How to Scrape Google Search Results with Python (Without Getting Blocked)
Scraping Google Search results (SERPs) is one of the most requested scraping tasks — and one of the easiest to get wrong.
In this guide you’ll learn a practical, defensive approach to the keyword “how to scrape google search results with python”:
- how SERP HTML is structured (and why it shifts)
- how consent/interstitials show up
- how to parse organic results without relying on one brittle selector
- how to reduce blocks (backoff, pacing, caching, and proxies)
- how to export results to CSV/JSON
Note: Always review Google’s terms for your use case. If you need stable, high-volume SERP data, a dedicated SERP provider may be a better fit than DIY scraping.
Google SERPs change often and block aggressively. ProxiesAPI gives you proxy rotation and a more resilient request layer so your SERP workflow can be tested and operated with fewer sudden failures.
Why Google SERPs are hard
Google’s SERPs:
- vary by country, language, device, and logged-in state
- include many modules (ads, videos, “People also ask”, local pack)

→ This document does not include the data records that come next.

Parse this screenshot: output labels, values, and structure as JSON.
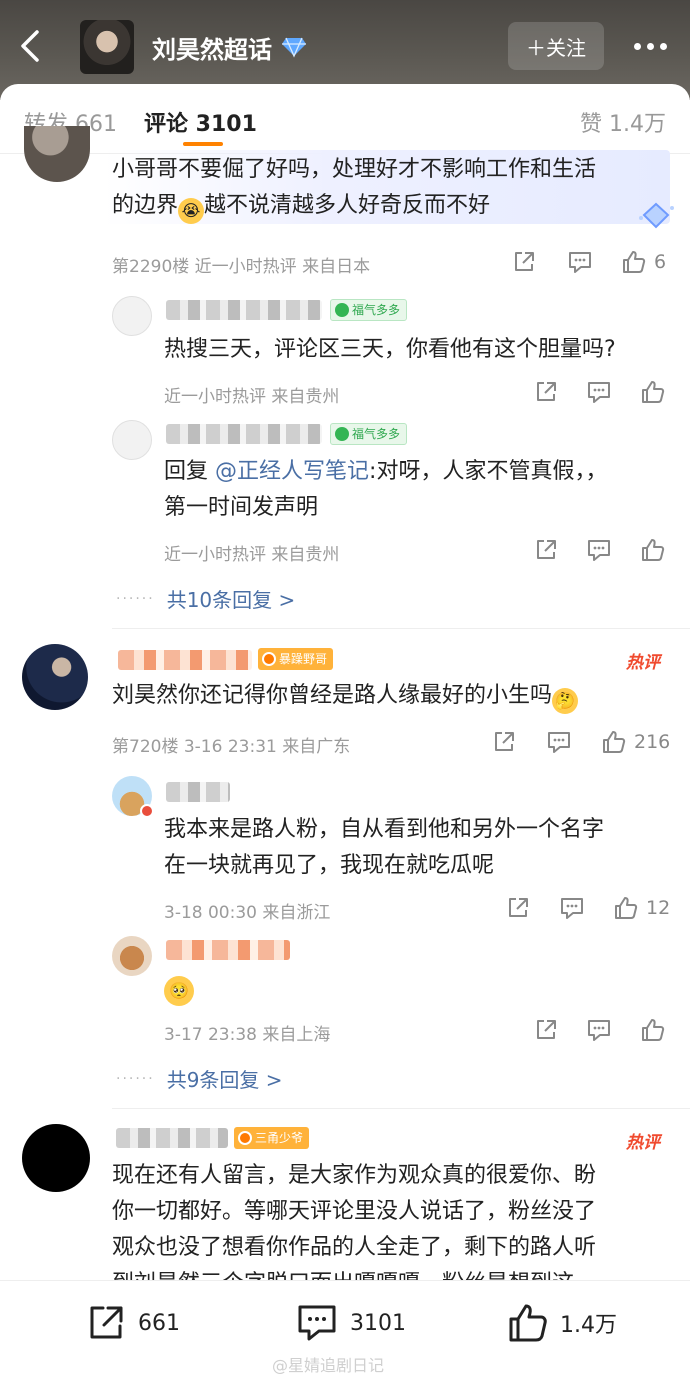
{
  "header": {
    "title": "刘昊然超话",
    "follow_label": "＋关注"
  },
  "tabs": {
    "repost": "转发 661",
    "comments": "评论 3101",
    "likes": "赞 1.4万"
  },
  "comments": [
    {
      "text_line1": "小哥哥不要倔了好吗，处理好才不影响工作和生活",
      "text_line2a": "的边界",
      "text_line2b": "越不说清越多人好奇反而不好",
      "meta": "第2290楼  近一小时热评  来自日本",
      "likes": "6",
      "replies": [
        {
          "badge": "福气多多",
          "text": "热搜三天，评论区三天，你看他有这个胆量吗?",
          "meta": "近一小时热评  来自贵州"
        },
        {
          "badge": "福气多多",
          "reply_prefix": "回复",
          "mention": "@正经人写笔记",
          "text_rest": ":对呀，人家不管真假，，",
          "text_line2": "第一时间发声明",
          "meta": "近一小时热评  来自贵州"
        }
      ],
      "more_replies": "共10条回复 >"
    },
    {
      "badge": "暴躁野哥",
      "hot": "热评",
      "text": "刘昊然你还记得你曾经是路人缘最好的小生吗",
      "meta": "第720楼  3-16 23:31  来自广东",
      "likes": "216",
      "replies": [
        {
          "text_line1": "我本来是路人粉，自从看到他和另外一个名字",
          "text_line2": "在一块就再见了，我现在就吃瓜呢",
          "meta": "3-18 00:30  来自浙江",
          "likes": "12"
        },
        {
          "meta": "3-17 23:38  来自上海"
        }
      ],
      "more_replies": "共9条回复 >"
    },
    {
      "badge": "三甬少爷",
      "hot": "热评",
      "line1": "现在还有人留言，是大家作为观众真的很爱你、盼",
      "line2": "你一切都好。等哪天评论里没人说话了，粉丝没了",
      "line3": "观众也没了想看你作品的人全走了，剩下的路人听",
      "line4": "到刘昊然三个字脱口而出嘎嘎嘎，粉丝是想到这一"
    }
  ],
  "bottom": {
    "reposts": "661",
    "comments": "3101",
    "likes": "1.4万"
  },
  "watermark": "@星婧追剧日记",
  "colors": {
    "accent": "#ff8200",
    "link": "#4a6fa5",
    "hot": "#f04a2e"
  }
}
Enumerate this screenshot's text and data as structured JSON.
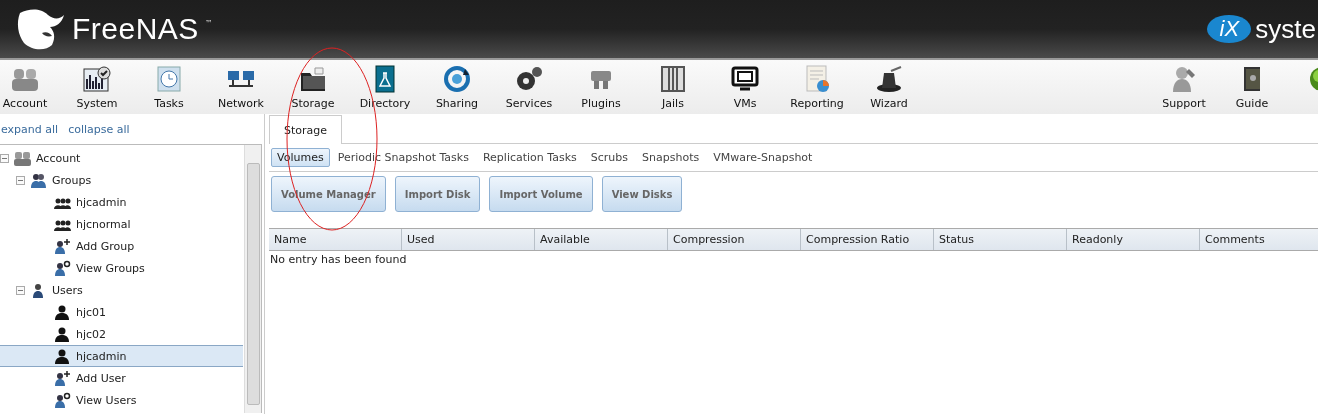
{
  "header": {
    "logo_text": "FreeNAS",
    "logo_mark": "™",
    "partner_badge": "iX",
    "partner_text": "syste"
  },
  "toolbar": {
    "items": [
      {
        "label": "Account",
        "kind": "account"
      },
      {
        "label": "System",
        "kind": "system"
      },
      {
        "label": "Tasks",
        "kind": "tasks"
      },
      {
        "label": "Network",
        "kind": "network"
      },
      {
        "label": "Storage",
        "kind": "storage"
      },
      {
        "label": "Directory",
        "kind": "directory"
      },
      {
        "label": "Sharing",
        "kind": "sharing"
      },
      {
        "label": "Services",
        "kind": "services"
      },
      {
        "label": "Plugins",
        "kind": "plugins"
      },
      {
        "label": "Jails",
        "kind": "jails"
      },
      {
        "label": "VMs",
        "kind": "vms"
      },
      {
        "label": "Reporting",
        "kind": "reporting"
      },
      {
        "label": "Wizard",
        "kind": "wizard"
      }
    ],
    "right_items": [
      {
        "label": "Support",
        "kind": "support"
      },
      {
        "label": "Guide",
        "kind": "guide"
      },
      {
        "kind": "globe"
      }
    ]
  },
  "sidebar": {
    "links": [
      "expand all",
      "collapse all"
    ],
    "tree": [
      {
        "label": "Account",
        "kind": "account",
        "expanded": true,
        "selected": false,
        "children": [
          {
            "label": "Groups",
            "kind": "groups",
            "expanded": true,
            "selected": false,
            "children": [
              {
                "label": "hjcadmin",
                "kind": "group",
                "selected": false
              },
              {
                "label": "hjcnormal",
                "kind": "group",
                "selected": false
              },
              {
                "label": "Add Group",
                "kind": "add",
                "selected": false
              },
              {
                "label": "View Groups",
                "kind": "view",
                "selected": false
              }
            ]
          },
          {
            "label": "Users",
            "kind": "users",
            "expanded": true,
            "selected": false,
            "children": [
              {
                "label": "hjc01",
                "kind": "user",
                "selected": false
              },
              {
                "label": "hjc02",
                "kind": "user",
                "selected": false
              },
              {
                "label": "hjcadmin",
                "kind": "user",
                "selected": true
              },
              {
                "label": "Add User",
                "kind": "add",
                "selected": false
              },
              {
                "label": "View Users",
                "kind": "view",
                "selected": false
              }
            ]
          }
        ]
      }
    ]
  },
  "main": {
    "tabs": [
      {
        "label": "Storage",
        "selected": true
      }
    ],
    "subtabs": [
      {
        "label": "Volumes",
        "selected": true
      },
      {
        "label": "Periodic Snapshot Tasks",
        "selected": false
      },
      {
        "label": "Replication Tasks",
        "selected": false
      },
      {
        "label": "Scrubs",
        "selected": false
      },
      {
        "label": "Snapshots",
        "selected": false
      },
      {
        "label": "VMware-Snapshot",
        "selected": false
      }
    ],
    "buttons": [
      "Volume Manager",
      "Import Disk",
      "Import Volume",
      "View Disks"
    ],
    "table": {
      "columns": [
        "Name",
        "Used",
        "Available",
        "Compression",
        "Compression Ratio",
        "Status",
        "Readonly",
        "Comments"
      ],
      "empty_message": "No entry has been found"
    }
  }
}
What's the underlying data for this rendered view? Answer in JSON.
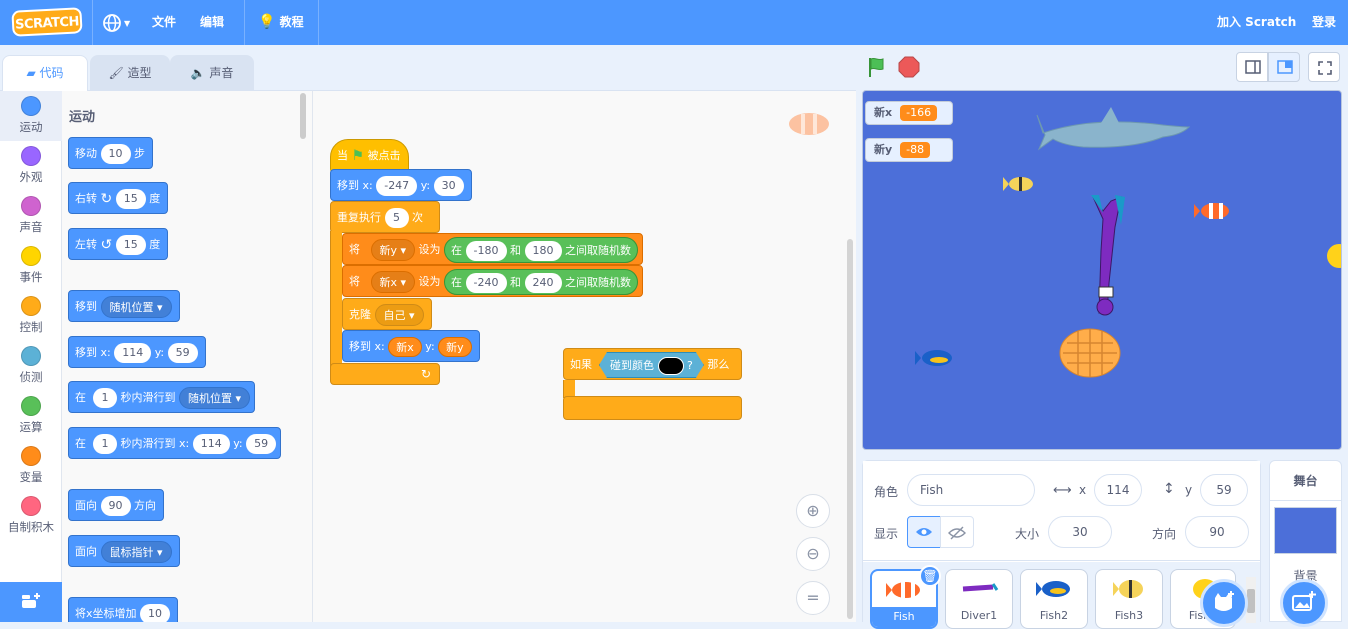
{
  "menubar": {
    "logo": "SCRATCH",
    "file": "文件",
    "edit": "编辑",
    "tutorials": "教程",
    "join": "加入 Scratch",
    "signin": "登录"
  },
  "tabs": {
    "code": "代码",
    "costumes": "造型",
    "sounds": "声音"
  },
  "categories": [
    {
      "label": "运动",
      "color": "#4c97ff"
    },
    {
      "label": "外观",
      "color": "#9966ff"
    },
    {
      "label": "声音",
      "color": "#cf63cf"
    },
    {
      "label": "事件",
      "color": "#ffd500"
    },
    {
      "label": "控制",
      "color": "#ffab19"
    },
    {
      "label": "侦测",
      "color": "#5cb1d6"
    },
    {
      "label": "运算",
      "color": "#59c059"
    },
    {
      "label": "变量",
      "color": "#ff8c1a"
    },
    {
      "label": "自制积木",
      "color": "#ff6680"
    }
  ],
  "palette": {
    "heading": "运动",
    "move": {
      "a": "移动",
      "v": "10",
      "b": "步"
    },
    "turn_right": {
      "a": "右转",
      "v": "15",
      "b": "度"
    },
    "turn_left": {
      "a": "左转",
      "v": "15",
      "b": "度"
    },
    "goto": {
      "a": "移到",
      "dd": "随机位置"
    },
    "gotoxy": {
      "a": "移到 x:",
      "x": "114",
      "yl": "y:",
      "y": "59"
    },
    "glide": {
      "a": "在",
      "v": "1",
      "b": "秒内滑行到",
      "dd": "随机位置"
    },
    "glidexy": {
      "a": "在",
      "v": "1",
      "b": "秒内滑行到 x:",
      "x": "114",
      "yl": "y:",
      "y": "59"
    },
    "point": {
      "a": "面向",
      "v": "90",
      "b": "方向"
    },
    "pointto": {
      "a": "面向",
      "dd": "鼠标指针"
    },
    "changex": {
      "a": "将x坐标增加",
      "v": "10"
    }
  },
  "script": {
    "hat": {
      "a": "当",
      "b": "被点击"
    },
    "gotoxy": {
      "a": "移到 x:",
      "x": "-247",
      "yl": "y:",
      "y": "30"
    },
    "repeat": {
      "a": "重复执行",
      "v": "5",
      "b": "次"
    },
    "sety": {
      "a": "将",
      "var": "新y",
      "b": "设为",
      "c": "在",
      "lo": "-180",
      "and": "和",
      "hi": "180",
      "d": "之间取随机数"
    },
    "setx": {
      "a": "将",
      "var": "新x",
      "b": "设为",
      "c": "在",
      "lo": "-240",
      "and": "和",
      "hi": "240",
      "d": "之间取随机数"
    },
    "clone": {
      "a": "克隆",
      "dd": "自己"
    },
    "goto2": {
      "a": "移到 x:",
      "x": "新x",
      "yl": "y:",
      "y": "新y"
    },
    "if": {
      "a": "如果",
      "touch": "碰到颜色",
      "q": "?",
      "b": "那么"
    }
  },
  "stage": {
    "monitors": [
      {
        "label": "新x",
        "value": "-166"
      },
      {
        "label": "新y",
        "value": "-88"
      }
    ]
  },
  "sprite_info": {
    "sprite_label": "角色",
    "name": "Fish",
    "x_label": "x",
    "x": "114",
    "y_label": "y",
    "y": "59",
    "show_label": "显示",
    "size_label": "大小",
    "size": "30",
    "direction_label": "方向",
    "direction": "90"
  },
  "sprites": [
    "Fish",
    "Diver1",
    "Fish2",
    "Fish3",
    "Fish4"
  ],
  "stage_panel": {
    "title": "舞台",
    "backdrops": "背景"
  }
}
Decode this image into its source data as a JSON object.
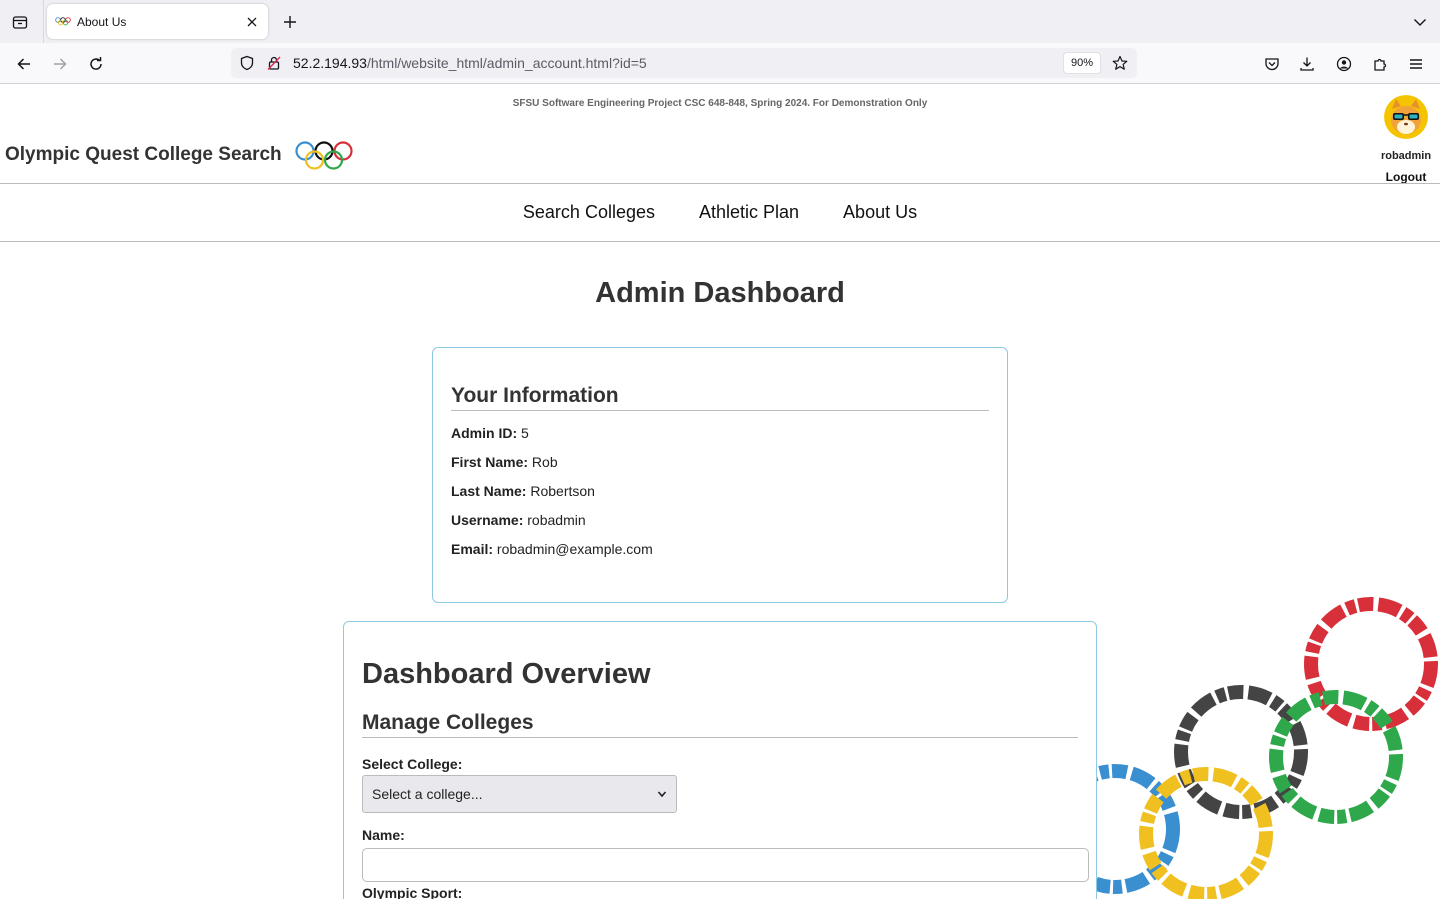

- can show consent screens depending on region
- use anti-bot systems that trigger “unusual traffic” / CAPTCHA
So the only reliable approach is:
- fetch with retries and detection
- parse multiple candidate patterns
- validate outputs
- keep volume low and predictable
Setup
python -m venv .venv
source .venv/bin/activate
pip install requests beautifulsoup4 lxml
Step 1: A fetch() that detects blocks (and uses ProxiesAPI)
import os
import time
import random
from urllib.parse import urlencode
import requests
TIMEOUT = (10, 30)
MAX_RETRIES = 5
session = requests.Session()
DEFAULT_HEADERS = {
"User-Agent": (
"Mozilla/5.0 (Macintosh; Intel Mac OS X 10_15_7) "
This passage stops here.